Die Folgen sexualisierter Gewalt sind seit langem bekannt und dokumentiert. Neben den physischen und psychischen Schäden haben diese Taten schwerwiegende soziale Konsequenzen für Überlebende: familiäre Ausgrenzung, Scheidung, Stigmatisierung, Suizidgedanken und große Schwierigkeiten für Überlebende, an Orten weiterzuleben, an denen sie missbraucht wurden.

Besorgniserregend ist auch, dass der Zugang zu medizinischer Hilfe zunehmend erschwert wird. Mehrere Gesundheitseinrichtungen in Nord- und Süd-Kivu haben bereits keine Medikamente und andere medizinische Güter für Überlebende sexualisierter Gewalt mehr. 

Neben den unterbrochenen Versorgungs- und Lieferketten infolge des anhaltenden Konflikts sind es vor allem die weltweiten Kürzungen von Finanzmitteln für humanitäre Hilfe, die Anlass zu großer Sorge geben.Trotz aktueller Herausforderungen dürfen wir diese Frauen und Kinder nicht allein lassen.  

François Calas, Programmleiter von Ärzte ohne Grenzen in Nord-Kivu

Zudem fordert Ärzte ohne Grenzen alle Beteiligten auf, den Schutz der Zivilbevölkerung und ihren Zugang zu gesundheitlicher Versorgung zu gewährleisten.

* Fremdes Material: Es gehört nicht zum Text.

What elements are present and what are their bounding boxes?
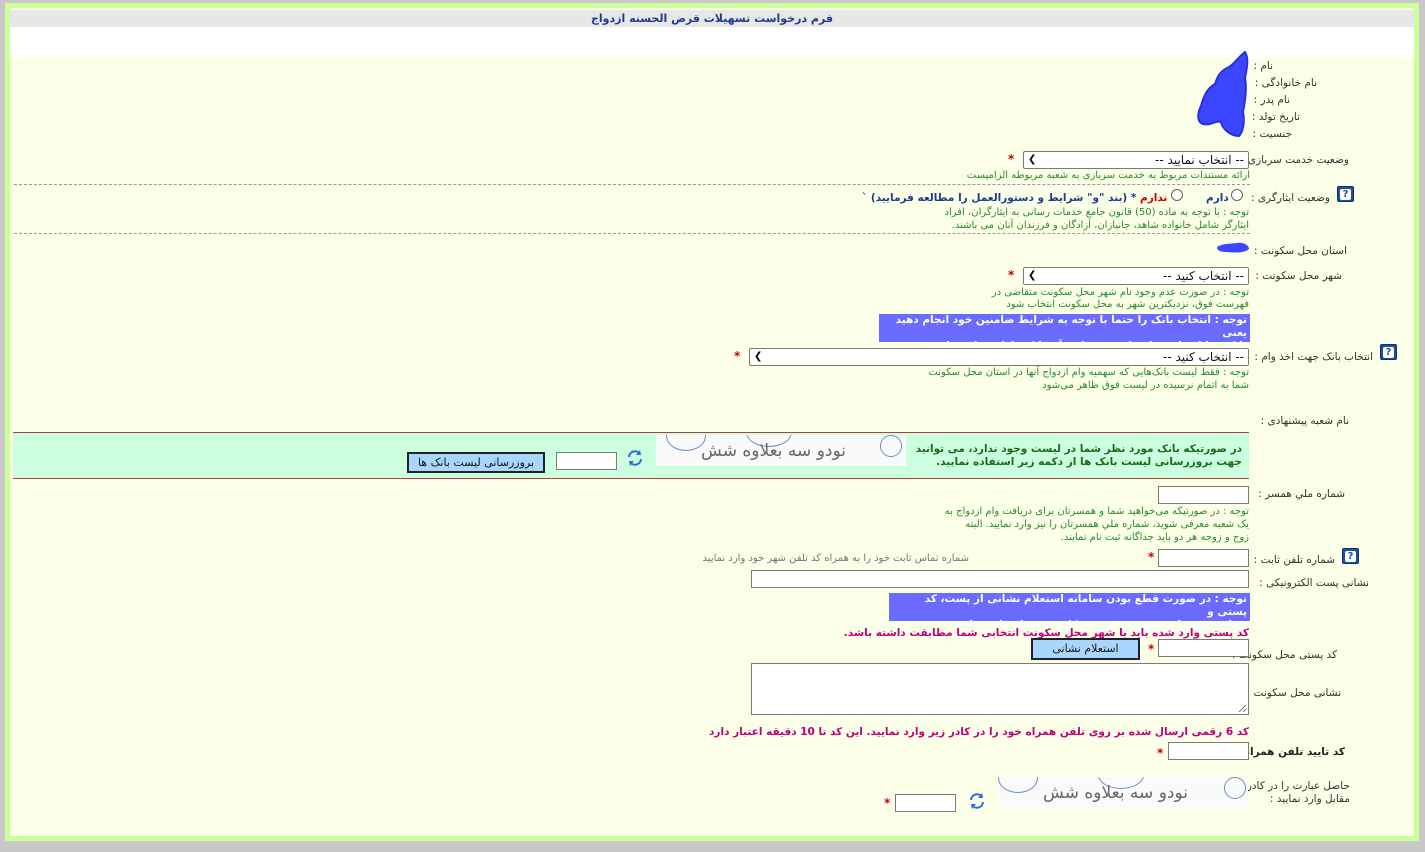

In Nord-Kivu und Süd-Kivu bieten die Teams von Ärzte ohne Grenzen umfassende medizinische und psychologische Betreuung für Betroffene sexualisierter Gewalt an. Die Behandlung umfasst physische und psychologische Versorgung, präventive Therapien gegen sexuell übertragbare Krankheiten, Notfallverhütung, Impfungen und sichere Schwangerschaftsabbrüche. Schwere Fälle werden in spezialisierte Kliniken überwiesen.  

*Namen zum Schutz der Patientinnen geändert.